Pat Daniel also told Reuters that while he was prepared to look at alternate routes for the Northern Gateway pipeline -- which is crucial to Canadian plans to export oil to China -- he felt the current routing plan was the best.
The C$5.5 billion ($5.4 billion) Northern Gateway would run 1,177 km (731 miles) from oil-rich Alberta across the Rocky Mountains to Kitimat on British Columbia’s Pacific Coast. At Kitimat, the oil would be loaded on supertankers and shipped to the Pacific.
Canada’s Conservative government strongly backs the pipeline, which it says would help diversify exports away from the dominant U.S. market. But greens and some aboriginal bands oppose the pipeline on the grounds that a spill either on land or at sea would be disastrous.
Enbridge says it will give aboriginal bands 10 percent of equity in the project and C$1 billion of community development money in exchange for support. It says this would help provide much-needed jobs in often remote and impoverished communities.
The firm was embarrassed last month when its sole public deal with a native group along the route of the proposed pipeline collapsed. The failure prompted some industry observers to predict Enbridge might have to sweeten its offer.
“We think the financial package we’re offering is very, very strong, so we don’t have any intent (or) consideration on changing that,” Daniel told Reuters in a 25-minute interview during a business trip to Beijing.
As part of a regulatory process, Enbridge needs to consult with a total of 45 native communities along the proposed route. Daniels said he hoped to have the support of two-thirds of the bands by the middle of 2012.
Daniel said Enbridge was prepared to look again at the routing and cited an earlier plan to run the pipeline to Prince Rupert on the Pacific Coast, which the firm abandoned because it would run parallel to a major river.
“We will relook at (Prince) Rupert, we will do whatever we can to find the best solution for Canada, but our information and our engineering studies and environmental studies suggest that Kitimat is the best location,” he said.

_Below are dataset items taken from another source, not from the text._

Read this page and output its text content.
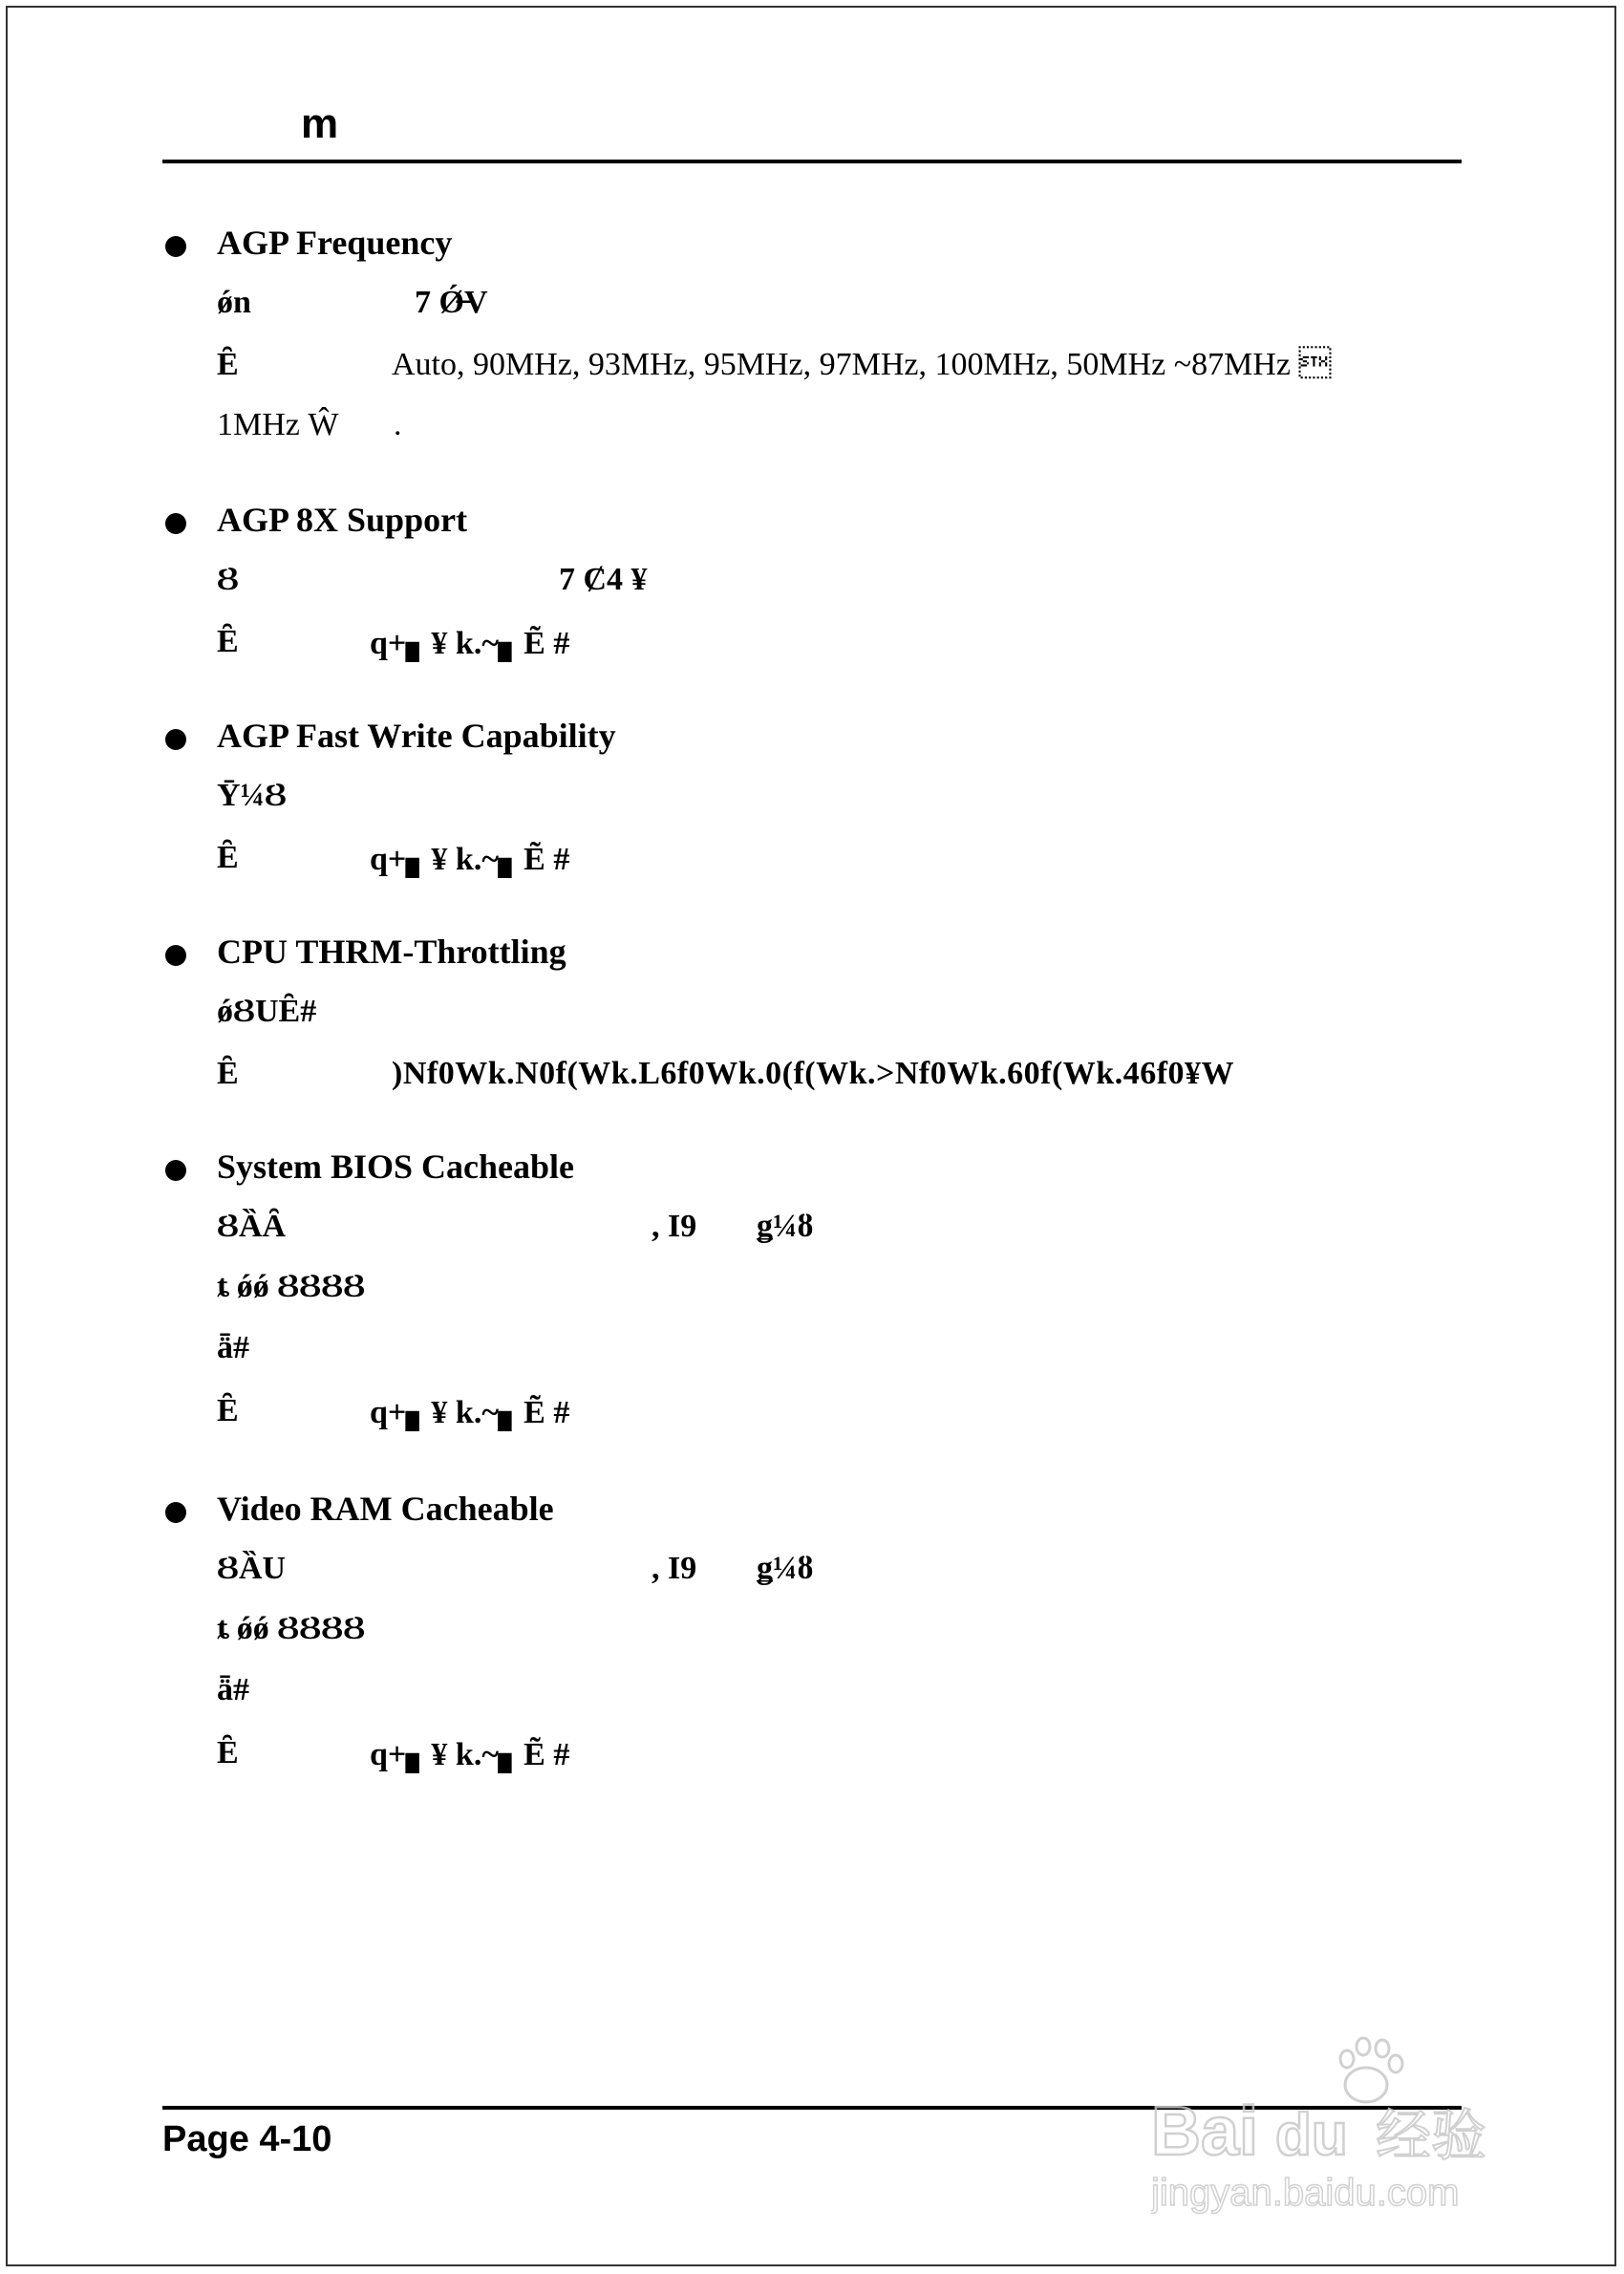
m
AGP Frequency
ǿn	7 Ǿ̶V
Ȇ	Auto, 90MHz, 93MHz, 95MHz, 97MHz, 100MHz, 50MHz ~87MHz 
1MHz Ŵ .
AGP 8X Support
Ȣ	7 Ȼ4 ¥
Ȇ	q+▖¥ k.~▖Ẽ #
AGP Fast Write Capability
Ȳ¼Ȣ
Ȇ	q+▖¥ k.~▖Ẽ #
CPU THRM-Throttling
ǿȢUȆ#
Ȇ	)Nf0Wk.N0f(Wk.L6f0Wk.0(f(Wk.>Nf0Wk.60f(Wk.46f0¥W
System BIOS Cacheable
ȢȀȂ	, I9 ǥ¼ȣ
ȶ ǿǿ ȢȢȢȢ
ǟ#
Ȇ	q+▖¥ k.~▖Ẽ #
Video RAM Cacheable
ȢȀU	, I9 ǥ¼ȣ
ȶ ǿǿ ȢȢȢȢ
ǟ#
Ȇ	q+▖¥ k.~▖Ẽ #
Page 4-10	Bai du 经验
jingyan.baidu.com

The firm estimates the regulatory process -- which began last month -- will last two years and construction of the pipeline will take another three years. Critics say this is optimistic and cite the likelihood of court challenges.
Daniel dismissed the suggestion that regulatory delays and court action could kill off the pipeline.
“I can’t imagine that scenario based on current fundamentals of significantly growing demand in China and significantly growing supply in Canada,” he said.
As much as half of the initial planned flow of 550,000 barrels a day would probably go to China, with the rest split between Asian markets such as Japan, South Korea and Singapore.
China has already made clear it is very interested in importing Canadian crude to fuel its booming economy. In the last seven months alone Chinese firms have bought more than C$5.5 billion worth of Canada energy assets.
“The main point that has been made to me ... is that China very anxiously wants to diversify its supply of crude oil (away from the Middle East),” said Daniel.
The Enbridge chief also said he did not know when he might get enough commitments from shippers to make it worthwhile to reverse the flow of the firm’s Line 9 to allow Quebec and Atlantic Canadian refineries access to western crude.
Daniel said it was too early to predict the results of the open season for shippers to reserve space on the Flanagan South and Seaway pipelines, both of which will be reversed.
“We’re very optimistic,” he said. The open season ends on Feb 10 and it will take two weeks to produce final results.